One of the purposes of sharing stories of meaningful coincidence is to help us to reintegrate wonder back into our lives. Joseph Campbell once wrote, "Life is not a problem to be solved, but a mystery to be experienced." I like what the medieval Sufi mystic, Rumi, said: "Don't be satisfied with stories, how things have gone with others. Unfold your own myth." In other words, find your own meaning. The universe will assist you if your quest includes the heart as well as the head. James Redfield, best selling author of THE CELESTINE PROPHECY and THE CELESTINE VISION, talks about "living the new spiritual awareness" of synchronicity in our lives and relating that experience to our religious understanding. The experience of synchronicity, he contends, is evidence of the operation of a spiritual force in our lives. If we learn to expect synchronicities they will happen, and happen more frequently as we progress along the spiritual path. Examine the course of your own life and see where seemingly meaningless chance turned into meaningful coincidence right before your eyes. Don't be satisfied with stories, how things have gone with others. Unfold your own myth. Integrate wonder back into your life.
Mysterious Source of Life and Being, we do not know whether we read meaning into the stars and other happenings that are not really there, or whether we seek meaning for our lives because the ultimate meaning of existence draws us to itself. Help us to fill the hunger in our souls by discovering the mystery and meaning of life in our own experience. Then may we know the wonder and gratitude of being alive. Amen.
BIBLIOGRAPHY
Jean Shinoda Bolen, The Tao of Psychology Synchronicity and the Self, Harper & Row, 1979.

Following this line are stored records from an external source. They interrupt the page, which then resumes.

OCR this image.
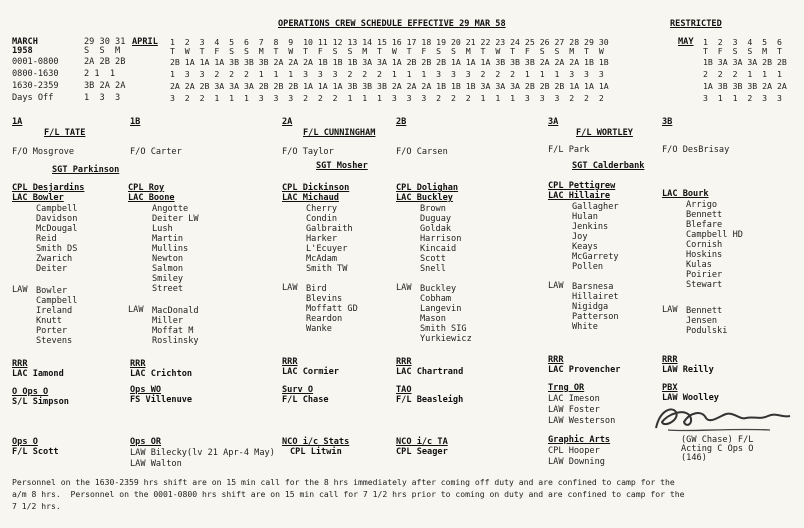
OPERATIONS CREW SCHEDULE EFFECTIVE 29 MAR 58	RESTRICTED
MARCH
1958
0001-0800
0800-1630
1630-2359
Days Off
29 30 31
S  S  M
2A 2B 2B
2 1  1
3B 2A 2A
1  3  3
APRIL 1  2  3  4  5  6  7  8  9  10 11 12 13 14 15 16 17 18 19 20 21 22 23 24 25 26 27 28 29 30
T  W  T  F  S  S  M  T  W  T  F  S  S  M  T  W  T  F  S  S  M  T  W  T  F  S  S  M  T  W
2B 1A 1A 1A 3B 3B 3B 2A 2A 2A 1B 1B 1B 3A 3A 1A 2B 2B 2B 1A 1A 1A 3B 3B 3B 2A 2A 2A 1B 1B
1  3  3  2  2  2  1  1  1  3  3  3  2  2  2  1  1  1  3  3  3  2  2  2  1  1  1  3  3  3
2A 2A 2B 3A 3A 3A 2B 2B 2B 1A 1A 1A 3B 3B 3B 2A 2A 2A 1B 1B 1B 3A 3A 3A 2B 2B 2B 1A 1A 1A
3  2  2  1  1  1  3  3  3  2  2  2  1  1  1  3  3  3  2  2  2  1  1  1  3  3  3  2  2  2
MAY 1  2  3  4  5  6
T  F  S  S  M  T
1B 3A 3A 3A 2B 2B
2  2  2  1  1  1
1A 3B 3B 3B 2A 2A
3  1  1  2  3  3
1A
F/L TATE
F/O Mosgrove
1B
F/O Carter
SGT Parkinson
CPL Desjardins
LAC Bowler
Campbell
Davidson
McDougal
Reid
Smith DS
Zwarich
Deiter
LAW Bowler
Campbell
Ireland
Knutt
Porter
Stevens
CPL Roy
LAC Boone
Angotte
Deiter LW
Lush
Martin
Mullins
Newton
Salmon
Smiley
Street
LAW MacDonald
Miller
Moffat M
Roslinsky
2A
F/L CUNNINGHAM
F/O Taylor
2B
F/O Carsen
SGT Mosher
CPL Dickinson
LAC Michaud
Cherry
Condin
Galbraith
Harker
L'Ecuyer
McAdam
Smith TW
LAW Bird
Blevins
Moffatt GD
Reardon
Wanke
CPL Dolighan
LAC Buckley
Brown
Duguay
Goldak
Harrison
Kincaid
Scott
Snell
LAW Buckley
Cobham
Langevin
Mason
Smith SIG
Yurkiewicz
3A
F/L WORTLEY
F/L Park
3B
F/O DesBrisay
SGT Calderbank
CPL Pettigrew
LAC Hillaire
Gallagher
Hulan
Jenkins
Joy
Keays
McGarrety
Pollen
LAW Barsnesa
Hillairet
Nigidga
Patterson
White
LAC Bourk
Arrigo
Bennett
Blefare
Campbell HD
Cornish
Hoskins
Kulas
Poirier
Stewart
LAW Bennett
Jensen
Podulski
RRR
LAC Iamond
RRR
LAC Crichton
RRR
LAC Cormier
RRR
LAC Chartrand
RRR
LAC Provencher
RRR
LAW Reilly
O Ops O
S/L Simpson
Ops WO
FS Villenuve
Surv O
F/L Chase
TAO
F/L Beasleigh
Trng OR
LAC Imeson
LAW Foster
LAW Westerson
PBX
LAW Woolley
(GW Chase) F/L
Acting C Ops O
(146)
Ops O
F/L Scott
Ops OR
LAW Bilecky(lv 21 Apr-4 May)
LAW Walton
NCO i/c Stats
CPL Litwin
NCO i/c TA
CPL Seager
Graphic Arts
CPL Hooper
LAW Downing
Personnel on the 1630-2359 hrs shift are on 15 min call for the 8 hrs immediately after coming off duty and are confined to camp for the
a/m 8 hrs.  Personnel on the 0001-0800 hrs shift are on 15 min call for 7 1/2 hrs prior to coming on duty and are confined to camp for the
7 1/2 hrs.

Allan Combs and Mark Halland, Synchronicity, Science, Myth, and the Trickster, Paragon House, 1990.
Phil Cousineau, Soul Moments, Conari Press, 1997.
Yetta Halberstam and Judith Leventhal, Small Miracles: Extraordinary Coincidences In Everyday Life, Adams Media Corp., 1997.
F. David Peat, Synchronicity The Bridge Between Matter and Mind, Bantam Books, 1987.
James Redfield, The Celestine Vision Living the New Spiritual Awareness, Warner Books, 1997.